An der Schwelle zur Nachhaltigkeit
Die Grenzen zwischen Industrieländern und Entwicklungsländern verschwimmen zusehends. Insbesondere die Zahl der Schwellenländer – das sind Staaten, die traditionell noch zu den Entwicklungsländern gezählt werden, aber nicht mehr deren typische Merkmale aufweisen – wächst. Sowohl in wirtschaftlicher als auch in nachhaltiger Perspektive liegen hier Chancen und Risiken nah beieinander.
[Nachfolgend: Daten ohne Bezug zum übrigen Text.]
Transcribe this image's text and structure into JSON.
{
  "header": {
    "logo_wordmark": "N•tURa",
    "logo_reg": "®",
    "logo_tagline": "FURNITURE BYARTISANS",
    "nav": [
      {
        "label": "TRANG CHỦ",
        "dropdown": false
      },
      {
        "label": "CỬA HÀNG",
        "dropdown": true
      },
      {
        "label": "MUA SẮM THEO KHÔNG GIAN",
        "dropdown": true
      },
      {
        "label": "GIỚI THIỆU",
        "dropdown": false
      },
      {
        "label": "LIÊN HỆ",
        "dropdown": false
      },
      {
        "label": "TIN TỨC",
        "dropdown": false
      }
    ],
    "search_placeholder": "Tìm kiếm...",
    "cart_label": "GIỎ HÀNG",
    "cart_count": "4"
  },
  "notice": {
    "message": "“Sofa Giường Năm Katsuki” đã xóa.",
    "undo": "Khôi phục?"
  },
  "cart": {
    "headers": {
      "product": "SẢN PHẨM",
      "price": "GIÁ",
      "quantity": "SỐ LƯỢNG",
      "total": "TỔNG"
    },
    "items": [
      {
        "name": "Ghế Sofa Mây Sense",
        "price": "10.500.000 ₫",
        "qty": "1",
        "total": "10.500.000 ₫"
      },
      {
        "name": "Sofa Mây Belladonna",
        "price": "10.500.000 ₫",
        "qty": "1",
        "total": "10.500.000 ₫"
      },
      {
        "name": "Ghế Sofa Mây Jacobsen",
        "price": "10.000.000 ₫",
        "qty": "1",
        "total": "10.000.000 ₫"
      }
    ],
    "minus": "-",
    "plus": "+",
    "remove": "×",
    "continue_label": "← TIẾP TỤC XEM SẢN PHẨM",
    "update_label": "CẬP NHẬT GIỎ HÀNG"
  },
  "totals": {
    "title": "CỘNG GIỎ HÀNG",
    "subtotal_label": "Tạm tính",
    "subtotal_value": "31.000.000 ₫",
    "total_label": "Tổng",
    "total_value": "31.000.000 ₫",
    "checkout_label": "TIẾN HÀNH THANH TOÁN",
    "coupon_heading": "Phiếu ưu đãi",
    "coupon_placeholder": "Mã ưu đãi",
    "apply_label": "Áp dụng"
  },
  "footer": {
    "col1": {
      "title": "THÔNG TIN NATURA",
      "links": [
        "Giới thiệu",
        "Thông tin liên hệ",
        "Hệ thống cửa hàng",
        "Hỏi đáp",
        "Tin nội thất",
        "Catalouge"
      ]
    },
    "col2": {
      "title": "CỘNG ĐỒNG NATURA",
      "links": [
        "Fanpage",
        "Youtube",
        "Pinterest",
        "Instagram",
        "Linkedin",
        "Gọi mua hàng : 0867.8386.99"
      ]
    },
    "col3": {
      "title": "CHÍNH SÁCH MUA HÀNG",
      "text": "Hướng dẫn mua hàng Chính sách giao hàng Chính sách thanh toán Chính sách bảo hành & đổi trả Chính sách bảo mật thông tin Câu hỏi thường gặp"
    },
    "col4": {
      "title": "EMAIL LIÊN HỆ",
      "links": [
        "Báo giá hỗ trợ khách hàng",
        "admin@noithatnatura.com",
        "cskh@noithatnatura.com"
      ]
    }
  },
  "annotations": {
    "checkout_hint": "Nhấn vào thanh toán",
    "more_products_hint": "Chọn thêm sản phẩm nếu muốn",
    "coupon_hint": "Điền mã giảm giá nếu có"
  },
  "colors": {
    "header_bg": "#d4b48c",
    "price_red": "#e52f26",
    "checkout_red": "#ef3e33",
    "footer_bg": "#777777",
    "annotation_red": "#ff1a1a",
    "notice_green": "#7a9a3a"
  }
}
Während weithin akzeptiert ist, dass auch Entwicklungsländer ein Recht auf Prosperität und Wachstum haben, sind die sozialen und ökologischen Folgen einer Annäherung von sieben Milliarden Menschen an den ressourcenintensiven „westlichen“ Lebensstil mehr als besorgniserregend. In den Schwellenländern muss daher nun gelingen, was die traditionellen Industrieländer bis heute nicht geschafft haben: Wohlstand für alle auf einem nachhaltigen Pfad zu erreichen! Wie gut diese Herkules-Aufgabe tatsächlich bewältigt werden kann, wird sich in den kommenden zehn bis 20 Jahren zeigen. Es ist aber bereits heute offenkundig, dass auch Investoren Verantwortung tragen, ihre Kapitalanlagen in den Emerging Markets in langfristiger Perspektive nachhaltig auszurichten. Die Schwierigkeiten bei der Analyse und Auswahl geeigneter Investments sind sowohl aus Sicht der Finanz- als auch der Nachhaltigkeitsanalyse durchaus vergleichbar. In puncto Unternehmen sind ein unterschiedlicher, teils wenig vertrauter ordnungspolitischer Rahmen, Sprachbarrieren und eine fremde Kommunikationskultur dabei nur eine Ebene. Zu beachten ist auch, dass die von „Developed-Market“-Investoren gewohnten Standards sowohl hinsichtlich wirtschaftlicher Solidität als auch unternehmerischer Verantwortung zum Teil deutlich abweichen können.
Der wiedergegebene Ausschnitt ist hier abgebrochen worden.